Published by the English foundry Stephenson, Blake & Co. in 1905, the typeface Windsor is a titling font designed to meet the developing needs of 20th-century advertising. The eccentric shape of certain letters (a, n, h, o, p) gives it an exceptional personality. It is not clear who authored the typeface, with some attributing Windsor to Eleisha Pechey, while others believe it is the result of an anonymous group of collaborators in the design office of the English foundry.¹
Windsor, Bitstream.
Windsor has a floral design, with forms that reference the natural elements present in Art Nouveau, a movement that was in vogue at the time of its creation. Its rounded serifs and terminals follow this logic of curves.

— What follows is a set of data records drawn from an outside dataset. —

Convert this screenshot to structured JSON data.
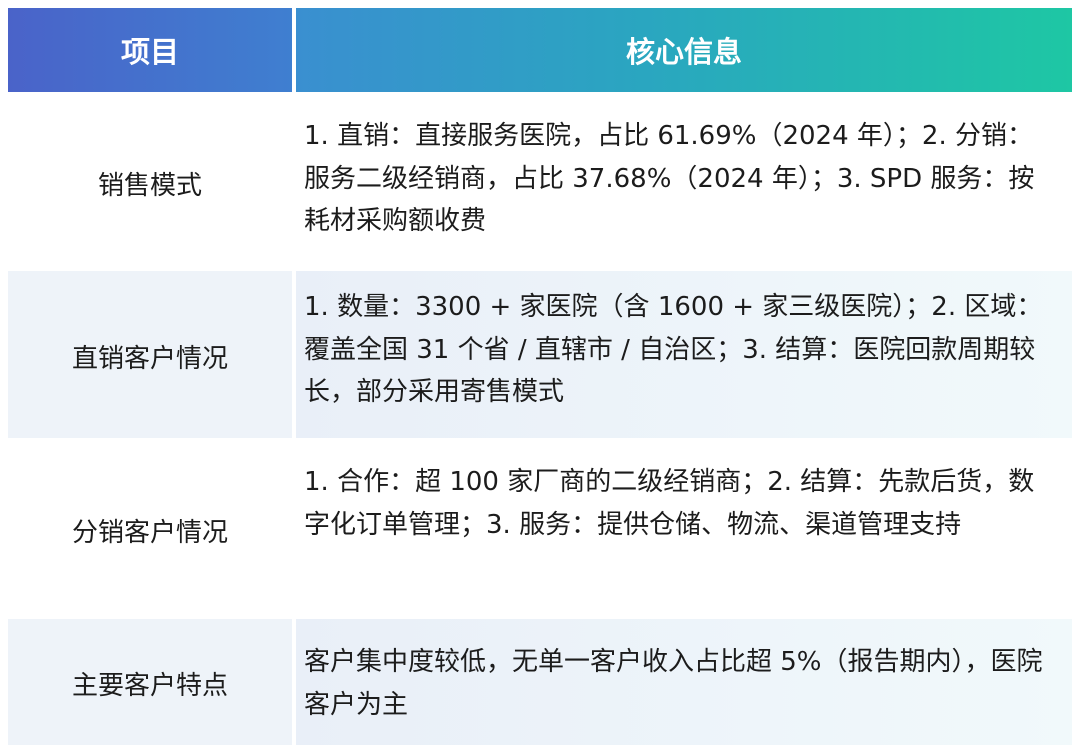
{
  "header": {
    "col1": "项目",
    "col2": "核心信息"
  },
  "rows": [
    {
      "label": "销售模式",
      "content": "1. 直销：直接服务医院，占比 61.69%（2024 年）；2. 分销：服务二级经销商，占比 37.68%（2024 年）；3. SPD 服务：按耗材采购额收费"
    },
    {
      "label": "直销客户情况",
      "content": "1. 数量：3300 + 家医院（含 1600 + 家三级医院）；2. 区域：覆盖全国 31 个省 / 直辖市 / 自治区；3. 结算：医院回款周期较长，部分采用寄售模式"
    },
    {
      "label": "分销客户情况",
      "content": "1. 合作：超 100 家厂商的二级经销商；2. 结算：先款后货，数字化订单管理；3. 服务：提供仓储、物流、渠道管理支持"
    },
    {
      "label": "主要客户特点",
      "content": "客户集中度较低，无单一客户收入占比超 5%（报告期内），医院客户为主"
    }
  ]
}
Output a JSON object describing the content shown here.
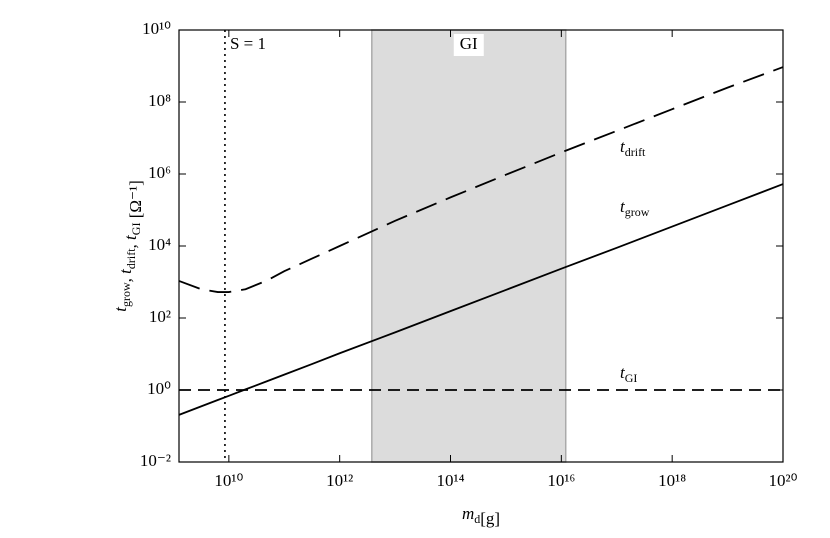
{
  "chart_data": {
    "type": "line",
    "xlabel": "md[g]",
    "ylabel": "tgrow, tdrift, tGI [Ω⁻¹]",
    "xscale": "log",
    "yscale": "log",
    "xlim": [
      1260000000.0,
      1e+20
    ],
    "ylim": [
      0.01,
      10000000000.0
    ],
    "xticks": [
      {
        "value": 10000000000.0,
        "label": "10¹⁰"
      },
      {
        "value": 1000000000000.0,
        "label": "10¹²"
      },
      {
        "value": 100000000000000.0,
        "label": "10¹⁴"
      },
      {
        "value": 1e+16,
        "label": "10¹⁶"
      },
      {
        "value": 1e+18,
        "label": "10¹⁸"
      },
      {
        "value": 1e+20,
        "label": "10²⁰"
      }
    ],
    "yticks": [
      {
        "value": 0.01,
        "label": "10⁻²"
      },
      {
        "value": 1,
        "label": "10⁰"
      },
      {
        "value": 100,
        "label": "10²"
      },
      {
        "value": 10000,
        "label": "10⁴"
      },
      {
        "value": 1000000,
        "label": "10⁶"
      },
      {
        "value": 100000000,
        "label": "10⁸"
      },
      {
        "value": 10000000000,
        "label": "10¹⁰"
      }
    ],
    "x": [
      1260000000.0,
      3160000000.0,
      6310000000.0,
      10000000000.0,
      20000000000.0,
      50000000000.0,
      100000000000.0,
      316000000000.0,
      1000000000000.0,
      10000000000000.0,
      100000000000000.0,
      1000000000000000.0,
      1e+16,
      1e+17,
      1e+18,
      1e+19,
      1e+20
    ],
    "series": [
      {
        "name": "tdrift",
        "color": "#000000",
        "dash": "22,10",
        "values": [
          1070,
          631,
          525,
          525,
          631,
          1120,
          2000,
          4470,
          10000,
          50100,
          224000,
          955000,
          3980000,
          15800000,
          63100000,
          251000000,
          933000000
        ]
      },
      {
        "name": "tgrow",
        "color": "#000000",
        "dash": "none",
        "values": [
          0.204,
          0.351,
          0.527,
          0.69,
          1.04,
          1.78,
          2.67,
          5.25,
          10.5,
          39.8,
          155,
          603,
          2340,
          8910,
          34700,
          135000,
          525000
        ]
      },
      {
        "name": "tGI",
        "color": "#000000",
        "dash": "12,7",
        "values": [
          1,
          1,
          1,
          1,
          1,
          1,
          1,
          1,
          1,
          1,
          1,
          1,
          1,
          1,
          1,
          1,
          1
        ]
      }
    ],
    "region": {
      "label": "GI",
      "x0": 3800000000000.0,
      "x1": 1.2e+16,
      "color": "#dcdcdc"
    },
    "vline": {
      "label": "S = 1",
      "x": 8500000000.0
    }
  }
}
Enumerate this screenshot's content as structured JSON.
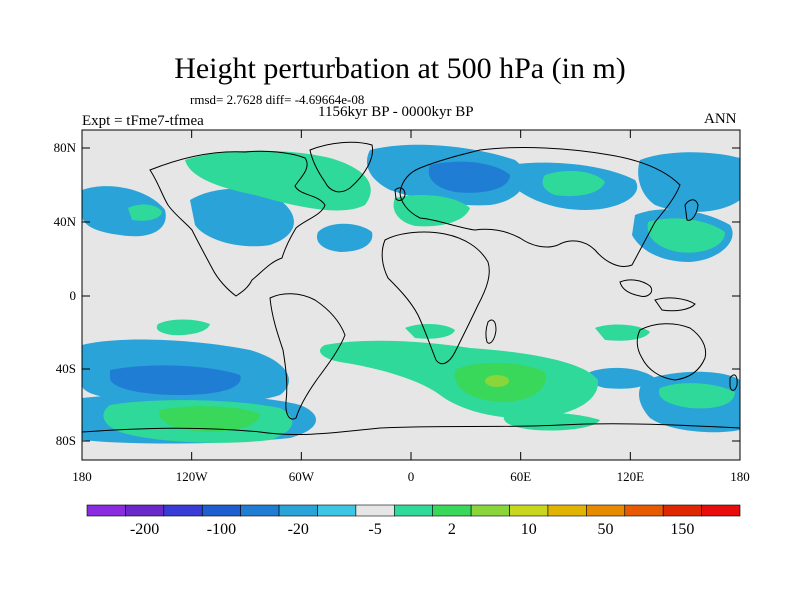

Left: Parisian subway Entrance by Jean-Pierre Dalbéra, originally posted to Flickr as La station art nouveau de la porte Dauphine (Hector Guimard), CC BY 2.0, https://commons.wikimedia.org/w/index.php?curid=23492700 Right: Windsor, Bitstream.
Since its digital revival, Windsor has been used on t-shirts, restaurant facades, it has been plastered on walls, trash cans, logos of home-care companies, clothing brands, and has even featured in the end credits of numerous Woody Allen films. A popular typeface, it was elected 2021’s Favorite Font by GQ and was described by Stephen Coles, editorial director of the San Francisco Letterform Archive, as the “corduroy of fonts.”²
Windsor also brought a touch of elegance to the cover of the Whole Earth Catalog, the iconic American counter-cultural magazine published by Stewart Brand from 1968 to 1972.